Select “liquid staking”.
Filter to Ethereum and you’ll see all liquid staking TVL rankings on Ethereum.
The Lido token, $LDO, is a pure governance token, a community that builds liquid staking service for Ethereum, allowing users to earn staking rewards without the need for locking assets.
Upon the launch of the LDO token, 1 billion were minted and distributed between DAO treasury, investors, initial developers, founders, future employees, validators amd signature holders according to their allocations.
In Lido’s first round for investors last year, they raised $73M in new funding led by Paradigm, at the cost basis of ~$0.73 per token. August this year was their second round for where they sold roughly 1% (10 million LDO tokens) of their token supply to Dragonfly capital at ~$1.45 per token cost basis. Both rounds include a one year lock up with a 1 year cliff.
This means Lido is extremely well capitalized, where they would be able to reinvest all of their raised capital into the business.
With the price LDO is going for now, you can argue that you are getting in a relatively favorable valuations to VCs.
If you compare the market share to the market cap ratio between the top liquid staking derivatives, you’ll see StakeWise, with a market cap of ~13M, is the closest to LSD leader Lido.
With StakeWise V3 in the horizon, a major upgrade to the StakeWise protocol is in works to help “decentralize Ethereum”.
The V3 upgrade will feature permissionsless liquid staking for solo operators, a liquid staked Ether token with slashing protection, osETH and an open marketplace of minipools, called Vaults, to choose who will host your validator(s).
V3 allows $SWISE holders to stake their tokens as collateral for various vaults in exchange for a share of protocol revenue. This will significantly reduce the risk that a slashing event experienced by one or more node operators will have a negative effect on the price of SWISE, making it suitable as an insurance asset.
More on their proposed mechanics below.
Currently, we are on the 20th month on the vesting schedule, and with the token inflation, the SWISE token could be dumped, with a trade off.
By being purely decentralized, permissionless, Rocketpool focuses solely on Ethereum. Arguably they are the best liquid staking product in the market, if you do not compare their market share dominance.
It’s tech advantage, with Staking as a Service, SaaS, will enable bigger players to participate in staking in the most trust minimized and yield generative way, no more centralized risk like the case study of FTX.

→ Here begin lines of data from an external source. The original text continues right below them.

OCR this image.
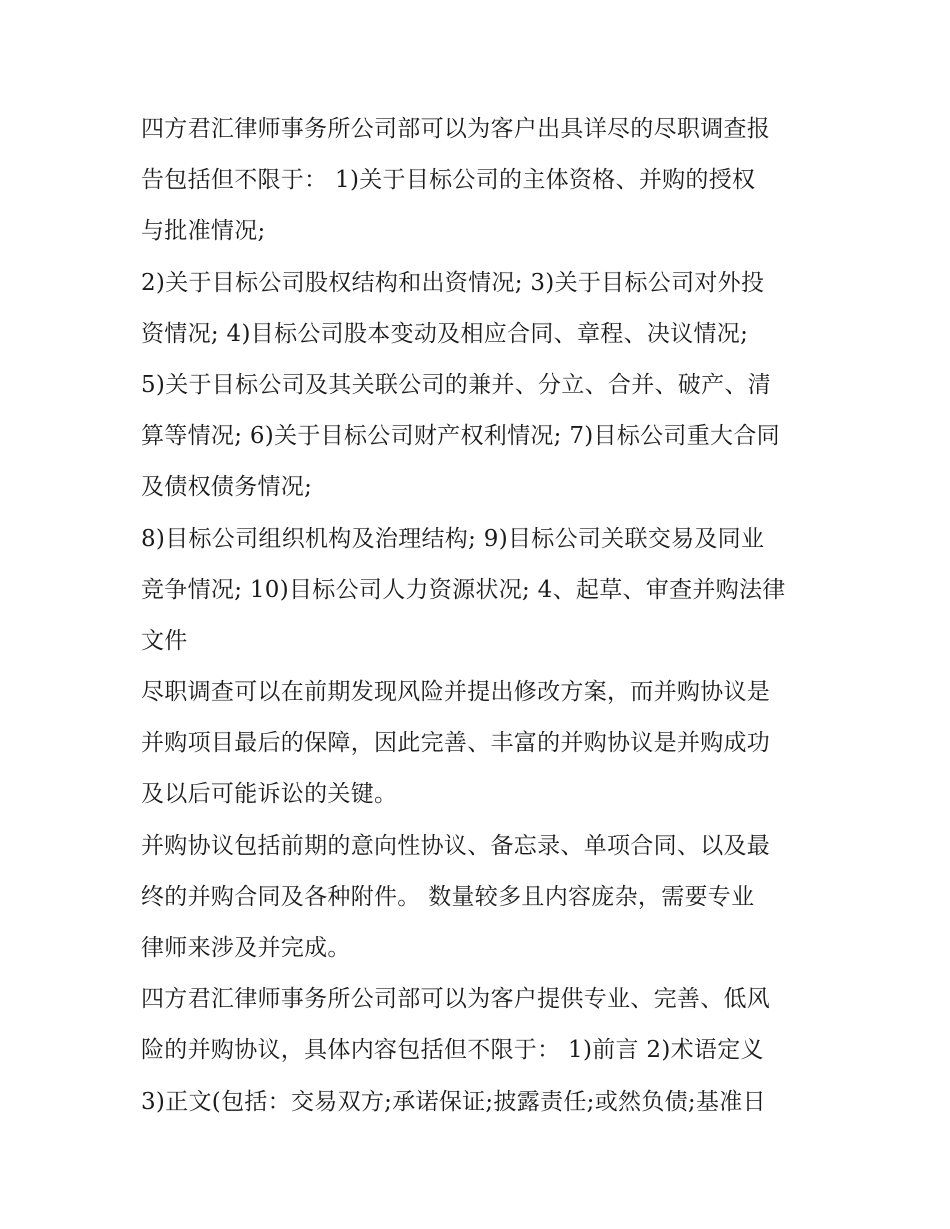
四方君汇律师事务所公司部可以为客户出具详尽的尽职调查报
告包括但不限于： 1)关于目标公司的主体资格、并购的授权
与批准情况;
2)关于目标公司股权结构和出资情况; 3)关于目标公司对外投
资情况; 4)目标公司股本变动及相应合同、章程、决议情况;
5)关于目标公司及其关联公司的兼并、分立、合并、破产、清
算等情况; 6)关于目标公司财产权利情况; 7)目标公司重大合同
及债权债务情况;
8)目标公司组织机构及治理结构; 9)目标公司关联交易及同业
竞争情况; 10)目标公司人力资源状况; 4、起草、审查并购法律
文件
尽职调查可以在前期发现风险并提出修改方案，而并购协议是
并购项目最后的保障，因此完善、丰富的并购协议是并购成功
及以后可能诉讼的关键。
并购协议包括前期的意向性协议、备忘录、单项合同、以及最
终的并购合同及各种附件。 数量较多且内容庞杂，需要专业
律师来涉及并完成。
四方君汇律师事务所公司部可以为客户提供专业、完善、低风
险的并购协议，具体内容包括但不限于： 1)前言 2)术语定义
3)正文(包括：交易双方;承诺保证;披露责任;或然负债;基准日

Yet, they have been a miniority player for the ETH staking with only 3% market share, but that could be contributed to it having higher fees at 15% compared to Lido’s 10% by being late to the market.
They have proven a worth competitor, as they continue to gain market share, most recently, breaking the $500M TVL mark, their plans to scale and compete with Lido is still a high possibility in 2023.
Find out more in this thread below, it may give you a clear picture of how Rocket pool’s rETH will flip stETH.
The LSD narrative is hinging on Ethereum’s Shanghai upgrade, but I believe it goes just beyond investors finding a place to stake after their locked up ETH is due for an unlock. Instead it provides a viable alternative to grow a particular sector of DeFi, and through LSD, making assets more liquid will indefinitely allow more leg room for DeFi’s potential.
In the case of Lido, where we see millions from VC pilling in, could feed the emergence of centrealized governance ownership which essentially takes control of the blockchain. This is important in light of the fact that not every LS protocol allows the user to retain governance voting rights.
There is also a depegging risk. Many of these derivatives tokens rely the peg with its native token, and any significant imbalance with the native token could lead to an increase in selling pressure a cascading negative effects (as seen with Terra). There are always risks underneath any exciting narrative, be privy to them, enjoy and appreciate the tech but keep those risks at the back of your mind.
[Editor’s Note: This article does not represent financial advice. Please do your research before investing.]